Where is the majority of development taking place? Why is this area doing well?
The North/Northeast corridor. This area is doing well because there has been industrial land available to develop.

What area do you expect to be the next big industrial development market? Why?

North and South of the Portland Metropolitan area along the I-5 corridor. Within the Metropolitan area, we will be seeing primarily in-fill development. It is very difficult to find a developable site that is five acres or larger.

Please describe the industrial leasing activity in your area.

Industrial leasing activity is fairly steady, and rental rates have crept up steadily throughout 2007. Demand has eased off slightly over the past few months, however, tenant concessions and the push to raise rental rates continues. Vacancies have reduced slightly during this time, excepting the big box user – new development where over 1.5 million square feet of new construction has increased the vacancy rate on that particular submarket.

Please describe the industrial sales activity in your area.

Rising interest rates haven’t dampened demand, which continues to exceed supply. In our market there are two distinct factors that drive the sale price of industrial property: owner-user versus investor/acquisition purchases. Owner-user purchases tend to purchase at a five to 15 percent higher value over investor-purchased property.

Please give a measure of industrial vacancy rates and a measure of available sublease space.

Vacancy rate for First Quarter 2008 was 11.2 percent for Portland and Vancouver, WA. Approximately 1.5 million square feet of industrial property came online in the last two to three quarters but again, a good share of that is larger distribution warehouse complexes.

What impact do current interest rates have on the industrial market?
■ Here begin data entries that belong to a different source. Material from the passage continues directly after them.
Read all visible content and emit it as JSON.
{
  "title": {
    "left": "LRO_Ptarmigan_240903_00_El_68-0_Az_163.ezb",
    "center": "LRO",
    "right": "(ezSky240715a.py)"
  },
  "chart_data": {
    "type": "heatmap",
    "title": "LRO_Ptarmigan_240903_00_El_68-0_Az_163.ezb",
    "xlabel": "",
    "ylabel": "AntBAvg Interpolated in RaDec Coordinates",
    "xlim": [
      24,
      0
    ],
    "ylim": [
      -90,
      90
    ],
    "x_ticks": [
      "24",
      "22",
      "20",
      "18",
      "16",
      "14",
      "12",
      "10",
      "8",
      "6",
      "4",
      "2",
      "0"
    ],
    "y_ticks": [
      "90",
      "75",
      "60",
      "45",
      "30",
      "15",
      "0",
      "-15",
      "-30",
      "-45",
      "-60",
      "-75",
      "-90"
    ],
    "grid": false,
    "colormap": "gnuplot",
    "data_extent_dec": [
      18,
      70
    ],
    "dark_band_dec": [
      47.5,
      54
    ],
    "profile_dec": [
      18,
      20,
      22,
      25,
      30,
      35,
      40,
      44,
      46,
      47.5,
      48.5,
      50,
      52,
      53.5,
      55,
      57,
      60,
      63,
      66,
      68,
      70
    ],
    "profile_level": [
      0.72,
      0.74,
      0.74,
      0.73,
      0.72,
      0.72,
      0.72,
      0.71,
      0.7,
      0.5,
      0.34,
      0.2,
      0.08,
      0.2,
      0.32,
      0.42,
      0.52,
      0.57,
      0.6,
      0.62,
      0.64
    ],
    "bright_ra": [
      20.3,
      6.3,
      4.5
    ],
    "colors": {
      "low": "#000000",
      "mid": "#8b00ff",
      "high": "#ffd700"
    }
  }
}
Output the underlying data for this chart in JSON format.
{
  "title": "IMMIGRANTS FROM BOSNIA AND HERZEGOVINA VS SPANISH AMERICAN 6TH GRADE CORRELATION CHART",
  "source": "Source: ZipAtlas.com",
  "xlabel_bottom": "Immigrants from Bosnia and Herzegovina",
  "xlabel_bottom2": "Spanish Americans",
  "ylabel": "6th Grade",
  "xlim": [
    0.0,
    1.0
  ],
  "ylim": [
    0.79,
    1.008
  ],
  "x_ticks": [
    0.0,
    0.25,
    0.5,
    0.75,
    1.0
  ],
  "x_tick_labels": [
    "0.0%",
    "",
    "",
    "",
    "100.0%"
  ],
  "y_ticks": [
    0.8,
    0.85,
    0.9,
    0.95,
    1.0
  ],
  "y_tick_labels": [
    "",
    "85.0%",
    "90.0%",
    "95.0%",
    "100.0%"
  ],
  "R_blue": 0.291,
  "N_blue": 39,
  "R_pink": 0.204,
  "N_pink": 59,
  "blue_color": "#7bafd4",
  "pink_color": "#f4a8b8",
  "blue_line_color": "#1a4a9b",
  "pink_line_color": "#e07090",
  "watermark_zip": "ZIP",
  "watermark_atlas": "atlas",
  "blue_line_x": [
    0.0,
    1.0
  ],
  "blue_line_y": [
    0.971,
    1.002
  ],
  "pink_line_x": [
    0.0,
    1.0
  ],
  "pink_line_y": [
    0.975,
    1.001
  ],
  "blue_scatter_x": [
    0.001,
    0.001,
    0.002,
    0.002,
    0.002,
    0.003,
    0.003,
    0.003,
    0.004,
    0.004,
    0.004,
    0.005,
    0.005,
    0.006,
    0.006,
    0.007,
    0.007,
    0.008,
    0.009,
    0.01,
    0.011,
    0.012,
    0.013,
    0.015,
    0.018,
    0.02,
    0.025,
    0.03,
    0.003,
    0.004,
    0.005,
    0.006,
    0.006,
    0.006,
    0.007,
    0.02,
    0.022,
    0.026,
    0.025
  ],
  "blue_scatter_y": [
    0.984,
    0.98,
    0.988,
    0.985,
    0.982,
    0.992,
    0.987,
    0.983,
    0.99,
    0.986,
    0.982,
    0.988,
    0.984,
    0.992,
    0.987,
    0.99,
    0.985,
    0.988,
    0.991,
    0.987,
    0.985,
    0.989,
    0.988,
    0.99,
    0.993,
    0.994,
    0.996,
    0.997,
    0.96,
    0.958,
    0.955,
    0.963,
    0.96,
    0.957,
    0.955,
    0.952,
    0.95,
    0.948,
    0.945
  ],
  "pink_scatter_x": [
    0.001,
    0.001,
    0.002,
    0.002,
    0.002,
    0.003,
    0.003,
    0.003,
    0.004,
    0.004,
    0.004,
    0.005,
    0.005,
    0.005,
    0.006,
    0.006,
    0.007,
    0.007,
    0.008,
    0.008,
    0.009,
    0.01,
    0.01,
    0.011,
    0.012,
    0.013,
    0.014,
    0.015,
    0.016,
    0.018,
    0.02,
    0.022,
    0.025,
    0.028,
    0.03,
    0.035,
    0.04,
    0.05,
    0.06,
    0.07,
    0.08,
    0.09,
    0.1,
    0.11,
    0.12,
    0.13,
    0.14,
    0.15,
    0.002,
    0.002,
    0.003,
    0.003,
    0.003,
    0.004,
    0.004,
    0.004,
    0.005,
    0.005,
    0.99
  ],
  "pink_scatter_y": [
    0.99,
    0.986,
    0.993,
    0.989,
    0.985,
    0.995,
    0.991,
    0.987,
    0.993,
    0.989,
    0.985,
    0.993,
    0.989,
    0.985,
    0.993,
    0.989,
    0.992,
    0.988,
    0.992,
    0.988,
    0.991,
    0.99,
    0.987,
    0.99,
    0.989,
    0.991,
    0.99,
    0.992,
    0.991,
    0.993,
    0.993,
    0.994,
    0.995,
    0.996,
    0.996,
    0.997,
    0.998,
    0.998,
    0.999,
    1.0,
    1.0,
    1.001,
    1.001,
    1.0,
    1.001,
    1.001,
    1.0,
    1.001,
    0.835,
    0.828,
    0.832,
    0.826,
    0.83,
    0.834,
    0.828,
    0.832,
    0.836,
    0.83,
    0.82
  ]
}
What predictions do you have for interest rates and their effect on the industrial market in the next year?
Like every real estate market, interest rates have a huge effect on purchases and overall returns. However, relative to the value of the property and historical interest rates, these rates are still extremely low.

What industries do you expect to expand in the next year to absorb a great deal of industrial space? What areas will be affected?
We expect demand to continue for big box distribution space, which right now includes food distribution and other staple items. Likewise, consolidation and revamping of existing warehouse space where some companies are consolidating or downsizing locations, but not necessarily changing their square footage, should continue. The push is to reduce costs in light of slimmer profit margins. Perhaps the larger change to come will be by submarket more than industry type.

Would you like to make any additional observations about the industrial market in your area?
Overall, demand continues to be fairly steady, but the supply is extremely short. With the shortage of available land, prices have continued to increase as vacancy has dropped over the last two years. We will continue to see a relatively tight market as far as new construction, tempered by available space that has come online with reasonable demand for those users of 50,000 square feet and more. Overall outlook for the Portland industrial market is steady to slightly improving over the remainder of 2008.

Submitted by Tom Dechenne , associate vice president with the Portland, Oregon office of NAI Norris, Beggs & Simpson. Published Online 05-23-08.